The TFN withholding rules apply to most closely held trusts (including family trusts) and their beneficiaries, with some exclusions.
Closely held trusts
For the purposes of the TFN withholding rules, a closely held trust is a resident trust that either:
- has up to 20 individuals who, between them – directly or indirectly, and for their own benefit – have fixed entitlements to a 75% or greater share of the income or a 75% or greater share of the capital of the trust (the '20/75 test')
- is a discretionary trust
However, a trust is not a closely held trust if it's an excluded trust.
Individuals
The following groups of people are taken to be a single individual for the '20/75 test':
- an individual, whether or not they hold fixed entitlements directly in the trust
- the individual's relatives
- other individuals who, in relation to any fixed entitlements, are nominees of the individual or the individual's relatives.
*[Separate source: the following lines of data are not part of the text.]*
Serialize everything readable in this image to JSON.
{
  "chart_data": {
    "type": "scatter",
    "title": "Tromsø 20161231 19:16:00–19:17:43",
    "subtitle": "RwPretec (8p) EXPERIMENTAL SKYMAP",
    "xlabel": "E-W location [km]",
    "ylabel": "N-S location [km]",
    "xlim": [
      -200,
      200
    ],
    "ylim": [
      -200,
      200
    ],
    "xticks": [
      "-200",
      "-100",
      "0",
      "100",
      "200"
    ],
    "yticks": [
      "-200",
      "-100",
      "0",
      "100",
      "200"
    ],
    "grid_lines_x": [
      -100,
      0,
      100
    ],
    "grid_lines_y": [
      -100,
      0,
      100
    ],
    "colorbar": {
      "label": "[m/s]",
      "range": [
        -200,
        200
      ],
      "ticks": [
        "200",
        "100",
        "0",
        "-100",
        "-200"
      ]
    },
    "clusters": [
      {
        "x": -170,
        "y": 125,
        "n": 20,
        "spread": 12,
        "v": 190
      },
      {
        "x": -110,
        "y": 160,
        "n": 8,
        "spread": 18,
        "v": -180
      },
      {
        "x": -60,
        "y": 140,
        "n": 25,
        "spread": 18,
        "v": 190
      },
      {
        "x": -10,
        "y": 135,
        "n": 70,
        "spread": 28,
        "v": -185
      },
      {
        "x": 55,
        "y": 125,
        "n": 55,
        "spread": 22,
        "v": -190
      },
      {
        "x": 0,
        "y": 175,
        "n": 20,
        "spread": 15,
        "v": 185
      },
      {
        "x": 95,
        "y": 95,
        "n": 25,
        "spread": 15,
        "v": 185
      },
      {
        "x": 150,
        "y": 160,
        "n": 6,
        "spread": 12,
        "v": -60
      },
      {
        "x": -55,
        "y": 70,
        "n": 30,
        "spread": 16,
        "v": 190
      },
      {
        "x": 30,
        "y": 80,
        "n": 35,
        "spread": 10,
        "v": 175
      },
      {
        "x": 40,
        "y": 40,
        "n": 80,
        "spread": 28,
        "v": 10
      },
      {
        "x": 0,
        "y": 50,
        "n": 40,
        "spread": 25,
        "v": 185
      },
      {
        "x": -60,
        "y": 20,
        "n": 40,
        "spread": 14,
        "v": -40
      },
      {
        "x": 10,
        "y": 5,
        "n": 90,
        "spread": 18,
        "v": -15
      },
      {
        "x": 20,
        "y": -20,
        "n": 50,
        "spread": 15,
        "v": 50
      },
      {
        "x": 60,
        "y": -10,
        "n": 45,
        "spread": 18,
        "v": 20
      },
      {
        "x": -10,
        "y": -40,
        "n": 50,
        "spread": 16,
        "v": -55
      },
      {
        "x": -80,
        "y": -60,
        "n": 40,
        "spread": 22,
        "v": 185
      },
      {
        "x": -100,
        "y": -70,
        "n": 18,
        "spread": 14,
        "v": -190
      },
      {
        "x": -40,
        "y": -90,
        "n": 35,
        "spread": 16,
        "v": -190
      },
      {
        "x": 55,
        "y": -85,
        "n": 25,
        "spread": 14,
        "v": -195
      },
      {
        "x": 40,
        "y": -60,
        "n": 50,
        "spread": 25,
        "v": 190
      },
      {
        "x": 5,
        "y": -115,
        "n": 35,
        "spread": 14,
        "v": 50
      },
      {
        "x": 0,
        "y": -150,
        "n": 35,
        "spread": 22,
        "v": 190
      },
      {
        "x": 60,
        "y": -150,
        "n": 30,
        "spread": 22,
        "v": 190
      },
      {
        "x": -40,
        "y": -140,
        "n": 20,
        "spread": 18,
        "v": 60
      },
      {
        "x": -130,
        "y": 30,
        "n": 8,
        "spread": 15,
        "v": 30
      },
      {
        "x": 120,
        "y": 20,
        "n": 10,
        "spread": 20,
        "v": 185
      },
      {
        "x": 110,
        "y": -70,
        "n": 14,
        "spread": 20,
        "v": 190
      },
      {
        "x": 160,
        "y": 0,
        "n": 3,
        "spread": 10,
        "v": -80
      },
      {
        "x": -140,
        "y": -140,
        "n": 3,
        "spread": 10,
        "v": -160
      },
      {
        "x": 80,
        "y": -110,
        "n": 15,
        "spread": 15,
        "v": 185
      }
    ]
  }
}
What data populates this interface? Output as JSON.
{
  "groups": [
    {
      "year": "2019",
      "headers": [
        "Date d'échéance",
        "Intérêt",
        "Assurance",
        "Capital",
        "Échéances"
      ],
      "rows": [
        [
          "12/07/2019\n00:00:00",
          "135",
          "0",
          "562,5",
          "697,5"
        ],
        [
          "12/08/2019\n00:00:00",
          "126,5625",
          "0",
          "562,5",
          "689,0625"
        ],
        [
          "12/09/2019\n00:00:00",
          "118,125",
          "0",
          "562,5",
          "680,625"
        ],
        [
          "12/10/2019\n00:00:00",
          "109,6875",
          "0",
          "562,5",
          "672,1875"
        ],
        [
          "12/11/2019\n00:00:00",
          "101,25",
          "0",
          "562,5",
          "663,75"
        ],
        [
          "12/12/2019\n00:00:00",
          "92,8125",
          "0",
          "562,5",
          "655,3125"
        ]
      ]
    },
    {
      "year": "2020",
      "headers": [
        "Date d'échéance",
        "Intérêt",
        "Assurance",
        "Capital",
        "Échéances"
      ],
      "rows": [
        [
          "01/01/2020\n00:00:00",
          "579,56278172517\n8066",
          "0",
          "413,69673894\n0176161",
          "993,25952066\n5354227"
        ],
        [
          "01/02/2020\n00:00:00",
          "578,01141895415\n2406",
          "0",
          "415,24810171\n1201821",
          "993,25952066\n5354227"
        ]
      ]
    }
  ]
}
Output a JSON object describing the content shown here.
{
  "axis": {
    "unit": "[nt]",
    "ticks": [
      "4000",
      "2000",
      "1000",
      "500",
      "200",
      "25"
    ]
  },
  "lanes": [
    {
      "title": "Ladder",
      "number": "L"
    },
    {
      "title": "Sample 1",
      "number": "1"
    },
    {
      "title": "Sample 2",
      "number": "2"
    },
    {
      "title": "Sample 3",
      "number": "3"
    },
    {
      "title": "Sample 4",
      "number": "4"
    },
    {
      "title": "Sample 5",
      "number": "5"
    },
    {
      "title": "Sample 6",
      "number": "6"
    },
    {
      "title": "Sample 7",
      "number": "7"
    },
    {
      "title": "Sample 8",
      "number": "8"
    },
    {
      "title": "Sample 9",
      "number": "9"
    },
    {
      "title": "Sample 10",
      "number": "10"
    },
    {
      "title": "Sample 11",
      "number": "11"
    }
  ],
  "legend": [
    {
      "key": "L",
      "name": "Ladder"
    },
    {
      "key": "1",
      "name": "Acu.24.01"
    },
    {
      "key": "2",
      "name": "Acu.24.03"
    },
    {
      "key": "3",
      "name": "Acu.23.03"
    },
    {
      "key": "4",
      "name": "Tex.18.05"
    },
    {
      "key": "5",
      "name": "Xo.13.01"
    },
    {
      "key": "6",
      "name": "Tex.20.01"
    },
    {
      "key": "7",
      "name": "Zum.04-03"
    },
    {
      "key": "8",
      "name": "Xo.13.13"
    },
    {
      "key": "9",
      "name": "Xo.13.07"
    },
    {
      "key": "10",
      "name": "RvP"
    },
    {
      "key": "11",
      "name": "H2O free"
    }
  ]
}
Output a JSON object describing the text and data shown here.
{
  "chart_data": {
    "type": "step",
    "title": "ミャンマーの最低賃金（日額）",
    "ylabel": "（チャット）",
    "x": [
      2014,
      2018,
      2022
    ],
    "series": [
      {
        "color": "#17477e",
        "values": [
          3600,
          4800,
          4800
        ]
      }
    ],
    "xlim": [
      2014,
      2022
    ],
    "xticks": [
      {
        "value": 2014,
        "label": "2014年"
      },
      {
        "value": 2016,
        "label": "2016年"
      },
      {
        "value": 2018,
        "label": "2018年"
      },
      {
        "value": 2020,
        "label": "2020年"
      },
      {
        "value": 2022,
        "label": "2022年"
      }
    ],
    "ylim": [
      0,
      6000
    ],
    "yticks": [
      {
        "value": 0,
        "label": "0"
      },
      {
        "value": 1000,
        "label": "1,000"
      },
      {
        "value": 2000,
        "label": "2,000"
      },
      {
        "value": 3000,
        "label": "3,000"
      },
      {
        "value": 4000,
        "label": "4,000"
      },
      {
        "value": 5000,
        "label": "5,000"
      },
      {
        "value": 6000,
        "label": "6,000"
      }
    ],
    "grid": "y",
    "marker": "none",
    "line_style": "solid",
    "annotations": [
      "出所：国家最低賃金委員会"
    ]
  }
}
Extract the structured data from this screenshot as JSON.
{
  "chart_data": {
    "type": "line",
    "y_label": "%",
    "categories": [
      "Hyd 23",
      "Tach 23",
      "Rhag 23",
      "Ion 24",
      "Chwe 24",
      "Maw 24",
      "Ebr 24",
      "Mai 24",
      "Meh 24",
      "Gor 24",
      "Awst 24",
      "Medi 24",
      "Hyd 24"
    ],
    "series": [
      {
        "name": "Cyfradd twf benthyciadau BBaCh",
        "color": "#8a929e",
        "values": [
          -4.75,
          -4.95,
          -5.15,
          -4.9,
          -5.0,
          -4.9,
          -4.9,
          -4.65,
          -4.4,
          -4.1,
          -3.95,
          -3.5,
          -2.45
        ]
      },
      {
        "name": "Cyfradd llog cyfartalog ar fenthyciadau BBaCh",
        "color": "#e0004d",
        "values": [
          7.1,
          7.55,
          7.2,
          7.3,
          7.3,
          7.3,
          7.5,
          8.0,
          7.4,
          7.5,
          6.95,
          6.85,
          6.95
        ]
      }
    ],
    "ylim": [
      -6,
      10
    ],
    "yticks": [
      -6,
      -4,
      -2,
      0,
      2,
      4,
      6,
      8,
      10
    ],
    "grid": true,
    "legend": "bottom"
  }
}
The trustee of a discretionary trust that is also a beneficiary of the trust is taken to be an individual if:
- the trustee holds a fixed entitlement to a share of the income or capital of the trust
- no person holds that fixed entitlement directly or indirectly through the discretionary trust.
Discretionary trusts
A discretionary trust is a trust that is not a fixed trust.
To be a fixed trust, persons must hold fixed entitlements (that is, vested and indefeasible interests) to all of the income and capital of the trust.
A trust where the trustee has discretion to determine how the trust property or income is distributed to beneficiaries would be a discretionary trust.
Excluded trusts
A trust will be an excluded trust if it is:
- a complying super fund, complying approved deposit fund or a pooled super trust at the relevant time
- a trust of a deceased estate (up until the end of the income year in which the fifth anniversary of the individual's death occurs)
- a fixed trust that is a unit trust where all of the beneficiaries are entities exempt from income tax, and have fixed entitlements to all of the income and capital of the trust
- a unit trust whose units are listed on the Australian Securities Exchange.
The Regulations also exclude the following types of trusts from the application of the TFN withholding rules:
- a trust that is a discretionary mutual fund according to the meaning in subsections 5(5) and 5(6) of the Financial Sector (Collection of Data) Act 2001External Link
- an employee share trust for an employee share scheme (see subsection 130-85(4) of the Income Tax Assessment Act 1997)
- a law practice trust, which is a trust regulated by a state or territory law for the regulation of legal practices or legal services.
Affected beneficiaries
The TFN withholding rules apply to most beneficiaries of closely held trusts, regardless of whether they are an individual, company, partnership, trust, or super fund.
Beneficiaries receiving pensions and benefits, including the age pension and disability support pension, are not exempt from these rules. Beneficiaries must quote their TFN to the trustee to avoid having amounts withheld from payments made by the trustee.
The TFN withholding rules do not apply to beneficiaries:
- that are non-residents for tax purposes
- that are exempt entities as defined in the tax laws, such as tax concession charities, deductible gift recipients and other entities that self-assess their status as income tax exempt
- under a legal disability (for example, minors).